Warren Buffett is an admired stock investor of the modern world and the third wealthiest man of the world with the asset worth of more than $100 billion. That it is possible to get there he makes no doubt, but his story of how he got there is truly inspiring. Here is a point-by-point look at the key events and learnings that shaped his incredible investing career:
You could say that Warren Buffett had a head start being only 11 years old in 1941 when he made his first stock purchase. This got him an early exposure to the stock market and he got addicted. The moral of the story – you don’t need to be an adult to learn how to invest.
Warren Buffett was Consuming a large number of books about investors and firms were among the books that young Warren Buffett was interested in. That is why his passion for new knowledge influenced his investing activities. Key take away – get a wide range of newspapers to read so that can broaden your knowledge.
In 1951, young Warren Buffett attended Columbia ‘where he was introduced to the concepts of value investing from Benjamin Graham and Charles Dodd authors of the book ‘Security Analysis.’ This laid down the foundation to his investment beliefs of using models to find good stocks at a low price. Moral of the story: find a good mentor and the program that will fit your objectives best.
In fact, Warren Buffett worked for Benjamin Graham’s partnership for 2 years right after his graduate school and his idea about safety margin came from Graham. He learnt to invest in shares which were significantly lower than their book value. The lesson to learn here is that one should be able to work for an expert, this provides a unique opportunity for learning.
In 1956 after garnering $100k from his friends and families he created his own investment partnership. This he was able to do while beating the market on a year on year basis by practicing the principles he had developed.
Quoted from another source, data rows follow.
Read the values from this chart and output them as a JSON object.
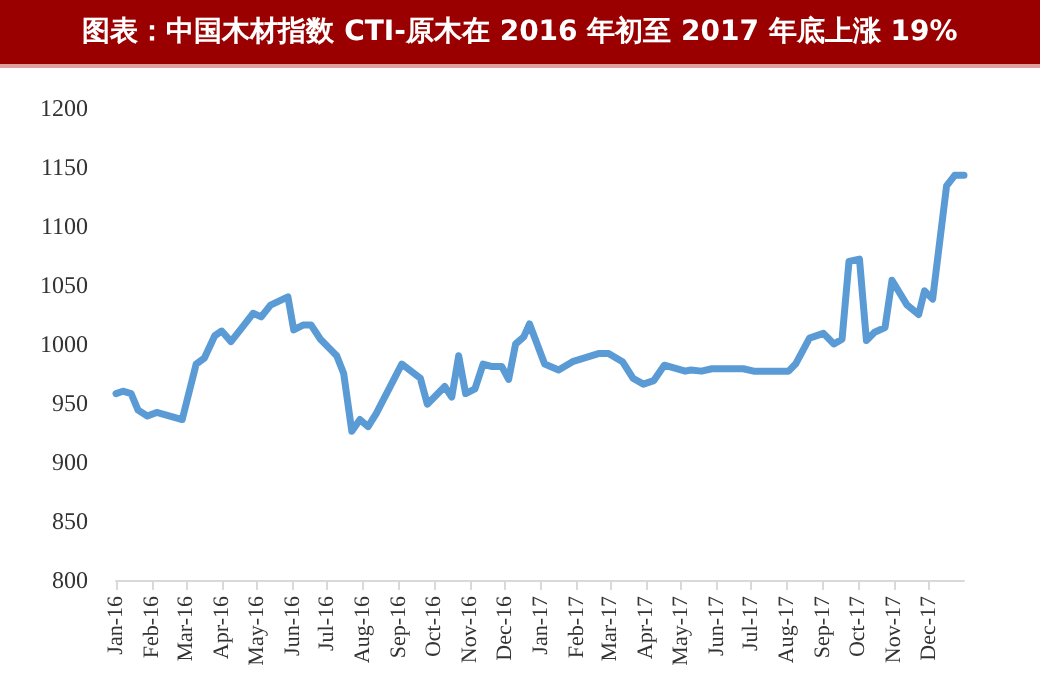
{
  "chart_data": {
    "type": "line",
    "title": "图表：中国木材指数 CTI-原木在 2016 年初至 2017 年底上涨 19%",
    "x": [
      "2016-01-01",
      "2016-01-07",
      "2016-01-14",
      "2016-01-20",
      "2016-01-28",
      "2016-02-05",
      "2016-02-27",
      "2016-03-10",
      "2016-03-17",
      "2016-03-26",
      "2016-04-01",
      "2016-04-09",
      "2016-04-21",
      "2016-04-28",
      "2016-05-05",
      "2016-05-13",
      "2016-05-28",
      "2016-06-02",
      "2016-06-10",
      "2016-06-17",
      "2016-06-25",
      "2016-07-04",
      "2016-07-09",
      "2016-07-15",
      "2016-07-22",
      "2016-07-29",
      "2016-08-05",
      "2016-08-12",
      "2016-09-03",
      "2016-09-19",
      "2016-09-25",
      "2016-10-10",
      "2016-10-16",
      "2016-10-22",
      "2016-10-28",
      "2016-11-05",
      "2016-11-12",
      "2016-11-19",
      "2016-11-28",
      "2016-12-04",
      "2016-12-10",
      "2016-12-17",
      "2016-12-22",
      "2017-01-04",
      "2017-01-16",
      "2017-01-28",
      "2017-02-20",
      "2017-02-28",
      "2017-03-12",
      "2017-03-21",
      "2017-03-30",
      "2017-04-08",
      "2017-04-17",
      "2017-05-05",
      "2017-05-10",
      "2017-05-19",
      "2017-05-28",
      "2017-06-24",
      "2017-07-03",
      "2017-08-02",
      "2017-08-08",
      "2017-08-20",
      "2017-09-01",
      "2017-09-10",
      "2017-09-17",
      "2017-09-23",
      "2017-10-02",
      "2017-10-08",
      "2017-10-15",
      "2017-10-24",
      "2017-10-30",
      "2017-11-12",
      "2017-11-22",
      "2017-11-27",
      "2017-12-04",
      "2017-12-16",
      "2017-12-23",
      "2017-12-31"
    ],
    "values": [
      958,
      960,
      958,
      944,
      939,
      942,
      936,
      983,
      988,
      1007,
      1011,
      1002,
      1017,
      1026,
      1023,
      1033,
      1040,
      1012,
      1016,
      1016,
      1004,
      995,
      990,
      975,
      926,
      936,
      930,
      941,
      983,
      971,
      949,
      964,
      955,
      990,
      958,
      962,
      983,
      981,
      981,
      970,
      1000,
      1006,
      1017,
      983,
      978,
      985,
      992,
      992,
      985,
      971,
      966,
      969,
      982,
      977,
      978,
      977,
      979,
      979,
      977,
      977,
      983,
      1005,
      1009,
      1000,
      1004,
      1070,
      1072,
      1003,
      1010,
      1014,
      1054,
      1033,
      1025,
      1045,
      1038,
      1134,
      1143,
      1143
    ],
    "color": "#5b9bd5",
    "xlim": [
      "2016-01-01",
      "2017-12-31"
    ],
    "xticks": [
      {
        "value": "2016-01-01",
        "label": "Jan-16"
      },
      {
        "value": "2016-02-01",
        "label": "Feb-16"
      },
      {
        "value": "2016-03-01",
        "label": "Mar-16"
      },
      {
        "value": "2016-04-01",
        "label": "Apr-16"
      },
      {
        "value": "2016-05-01",
        "label": "May-16"
      },
      {
        "value": "2016-06-01",
        "label": "Jun-16"
      },
      {
        "value": "2016-07-01",
        "label": "Jul-16"
      },
      {
        "value": "2016-08-01",
        "label": "Aug-16"
      },
      {
        "value": "2016-09-01",
        "label": "Sep-16"
      },
      {
        "value": "2016-10-01",
        "label": "Oct-16"
      },
      {
        "value": "2016-11-01",
        "label": "Nov-16"
      },
      {
        "value": "2016-12-01",
        "label": "Dec-16"
      },
      {
        "value": "2017-01-01",
        "label": "Jan-17"
      },
      {
        "value": "2017-02-01",
        "label": "Feb-17"
      },
      {
        "value": "2017-03-01",
        "label": "Mar-17"
      },
      {
        "value": "2017-04-01",
        "label": "Apr-17"
      },
      {
        "value": "2017-05-01",
        "label": "May-17"
      },
      {
        "value": "2017-06-01",
        "label": "Jun-17"
      },
      {
        "value": "2017-07-01",
        "label": "Jul-17"
      },
      {
        "value": "2017-08-01",
        "label": "Aug-17"
      },
      {
        "value": "2017-09-01",
        "label": "Sep-17"
      },
      {
        "value": "2017-10-01",
        "label": "Oct-17"
      },
      {
        "value": "2017-11-01",
        "label": "Nov-17"
      },
      {
        "value": "2017-12-01",
        "label": "Dec-17"
      }
    ],
    "ylim": [
      800,
      1200
    ],
    "yticks": [
      800,
      850,
      900,
      950,
      1000,
      1050,
      1100,
      1150,
      1200
    ],
    "grid": false,
    "marker": "none",
    "line_style": "solid"
  }
}
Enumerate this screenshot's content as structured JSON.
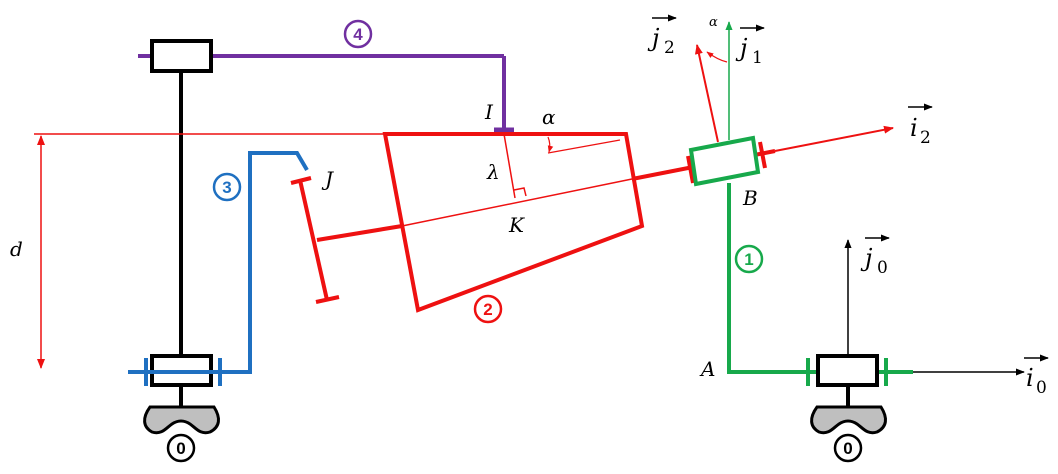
{
  "colors": {
    "black": "#000000",
    "red": "#ee1111",
    "green": "#17a94b",
    "blue": "#1f70c1",
    "purple": "#7030a0",
    "ground_fill": "#bfbfbf"
  },
  "solids": [
    {
      "id": "0",
      "color": "#000000",
      "label": "0"
    },
    {
      "id": "1",
      "color": "#17a94b",
      "label": "1"
    },
    {
      "id": "2",
      "color": "#ee1111",
      "label": "2"
    },
    {
      "id": "3",
      "color": "#1f70c1",
      "label": "3"
    },
    {
      "id": "4",
      "color": "#7030a0",
      "label": "4"
    }
  ],
  "points": {
    "A": "A",
    "B": "B",
    "I": "I",
    "J": "J",
    "K": "K"
  },
  "quantities": {
    "d": "d",
    "lambda": "λ",
    "alpha": "α"
  },
  "vectors": {
    "i0": "i",
    "i0_sub": "0",
    "j0": "j",
    "j0_sub": "0",
    "j1": "j",
    "j1_sub": "1",
    "i2": "i",
    "i2_sub": "2",
    "j2": "j",
    "j2_sub": "2"
  }
}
But this I have learned, that with right investment principles, that is, if one can get into the market and invest and continue to invest right, then one can succeed in the investing mission.
In the 1960s, he purchased from a textile company, Berkshire Hathaway and later turned it into an investment company. This he applied concepts of value investing whereby he was able to purchase good companies at such a cheap prices. Main point – smart investors invest in great companies at lower prices.
In the early 70s he realized that insurance had a very attractive business model. He bought National Indemnity and utilized the float I mean money from insurance that arrives upfront of the actual services to be rendered to be used for investment. Learning here is to look out for good business and which will produce float money for investment.
When stocks in the stock markets were depressed severely in 1974-76 this man kept buying while everyone else was panicking. So, he realised a lot of benefits once the market was experiencing a boom. It proved very profitable for him, as it does for any long term investor with loyalties to his or her investment approach.
For instance in the 1990s there was what we can call the dot com bubble where investors were highly inflating the price of technology stocks; Warren Buffett did not invest in them. When bubble finally burst, his net worth had no more consisted of blue chip stocks while others lost billions. Moral of the story and lesson all should learn – don’t follow the herd and most importantly don’t buy overpriced stocks.
Now holding onto stocks for very long periods during his over 60 years of investment career, the sage of Omaha has never bought stocks with a short-term perspective. This big picture thinking has resulted in compounding over the long-run affording one decades worth of gains. The essence here is that long term focus is the secret to the compounding process to take root.
And that, ladies and gentlemen, is the Charlie highlight reel and the Warren Buffett big-picture lesson courtesy of a half-century of learning at Berkshire. It contains some fantastic tips for anybody who invests in equities, from the amateur to the professional. That is why following Buffett’s philosophy, and a principled approach even a mediocre investor can make extraordinary long term results.